Hubert Evans: The First 93 Years

Hubert Evans: The First 93 Years (Harbour Publishing 1985)

Hubert EvansHubert Reginald Evans, whom novelist Margaret Laurence called “the elder of our tribe,” had one of the most remarkable careers in the history of Canadian writing. In 1902, when he was a nine-year old in Galt, Ontario, Evans began his career as a professional writer by composing a limerick in praise of Lipton’s tea for a contest. The now-forgotten verse earned him $1.
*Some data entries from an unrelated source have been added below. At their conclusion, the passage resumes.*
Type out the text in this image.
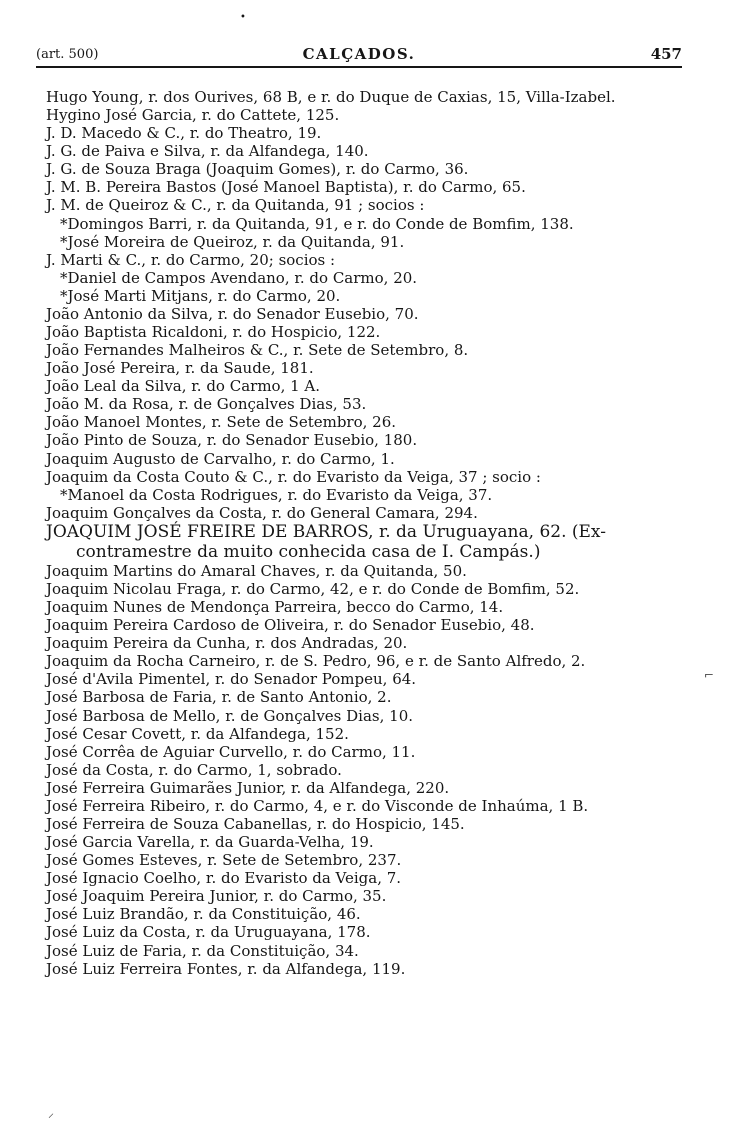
•
(art. 500)	CALÇADOS.	457
Hugo Young, r. dos Ourives, 68 B, e r. do Duque de Caxias, 15, Villa-Izabel.
Hygino José Garcia, r. do Cattete, 125.
J. D. Macedo & C., r. do Theatro, 19.
J. G. de Paiva e Silva, r. da Alfandega, 140.
J. G. de Souza Braga (Joaquim Gomes), r. do Carmo, 36.
J. M. B. Pereira Bastos (José Manoel Baptista), r. do Carmo, 65.
J. M. de Queiroz & C., r. da Quitanda, 91 ; socios :
*Domingos Barri, r. da Quitanda, 91, e r. do Conde de Bomfim, 138.
*José Moreira de Queiroz, r. da Quitanda, 91.
J. Marti & C., r. do Carmo, 20; socios :
*Daniel de Campos Avendano, r. do Carmo, 20.
*José Marti Mitjans, r. do Carmo, 20.
João Antonio da Silva, r. do Senador Eusebio, 70.
João Baptista Ricaldoni, r. do Hospicio, 122.
João Fernandes Malheiros & C., r. Sete de Setembro, 8.
João José Pereira, r. da Saude, 181.
João Leal da Silva, r. do Carmo, 1 A.
João M. da Rosa, r. de Gonçalves Dias, 53.
João Manoel Montes, r. Sete de Setembro, 26.
João Pinto de Souza, r. do Senador Eusebio, 180.
Joaquim Augusto de Carvalho, r. do Carmo, 1.
Joaquim da Costa Couto & C., r. do Evaristo da Veiga, 37 ; socio :
*Manoel da Costa Rodrigues, r. do Evaristo da Veiga, 37.
Joaquim Gonçalves da Costa, r. do General Camara, 294.
JOAQUIM JOSÉ FREIRE DE BARROS, r. da Uruguayana, 62. (Ex-
contramestre da muito conhecida casa de I. Campás.)
Joaquim Martins do Amaral Chaves, r. da Quitanda, 50.
Joaquim Nicolau Fraga, r. do Carmo, 42, e r. do Conde de Bomfim, 52.
Joaquim Nunes de Mendonça Parreira, becco do Carmo, 14.
Joaquim Pereira Cardoso de Oliveira, r. do Senador Eusebio, 48.
Joaquim Pereira da Cunha, r. dos Andradas, 20.
Joaquim da Rocha Carneiro, r. de S. Pedro, 96, e r. de Santo Alfredo, 2.
José d'Avila Pimentel, r. do Senador Pompeu, 64.
José Barbosa de Faria, r. de Santo Antonio, 2.
José Barbosa de Mello, r. de Gonçalves Dias, 10.
José Cesar Covett, r. da Alfandega, 152.
José Corrêa de Aguiar Curvello, r. do Carmo, 11.
José da Costa, r. do Carmo, 1, sobrado.
José Ferreira Guimarães Junior, r. da Alfandega, 220.
José Ferreira Ribeiro, r. do Carmo, 4, e r. do Visconde de Inhaúma, 1 B.
José Ferreira de Souza Cabanellas, r. do Hospicio, 145.
José Garcia Varella, r. da Guarda-Velha, 19.
José Gomes Esteves, r. Sete de Setembro, 237.
José Ignacio Coelho, r. do Evaristo da Veiga, 7.
José Joaquim Pereira Junior, r. do Carmo, 35.
José Luiz Brandão, r. da Constituição, 46.
José Luiz da Costa, r. da Uruguayana, 178.
José Luiz de Faria, r. da Constituição, 34.
José Luiz Ferreira Fontes, r. da Alfandega, 119.
⌐
⸝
The Quaker outdoorsman later became a professional writer in British Columbia for seven decades. Born in Vankleek Hill, Ontario, in 1892, he witnessed the horrors of war in the trenches as a soldier in WWI, leading to his autobiographical novel, The New Front Line (1927), about a soldier named Hugh Henderson who migrates from older societies to the “new front line” of idealism in the wilds of B.C. He and his wife came west and started building a waterfront cabin at Roberts Creek, B.C., in 1926. In 1927, his first year as a fulltime writer, he earned $97 less postage.

Evans is best remembered for his second novel, Mist on the River (1954), the first Canadian novel to portray aboriginals realistically as complex, central characters. It is now rightly considered a Canadian classic. It arose after Evans and his wife received a visit from aboriginal activist Guy Williams of Kitimaat (separate from present-day Kitimat) towards the end of WWII, requesting Ann Evans move to Kitimaat to teach his children.

She had taught Williams in a residential school near the Evanses’ floathouse at Cultus Lake in the early 1920s. By the 1980s, Evans had produced ten volumes of fiction, three of poetry, twelve plays, over 200 short stories and countless articles. His final novel, written when he was almost blind, is O Time in Year Flight (1979), a scrupulously remembered account of the year the twentieth century began—written eight decades after the fact.

The monumental nature of Evans’ accomplishment drew all manner of literary admirers, from poet Patrick Lane to journalist Peter Gzowski to an entire Convocation Party of Simon Fraser University, including Margaret Laurence, to make the pilgrimage to his hand-made bungalow on the Sunshine Coast. Visitors were always moved to find him to be warm, gracious and inspirational. The Hubert Evans Non-Fiction Prize was created in 1985.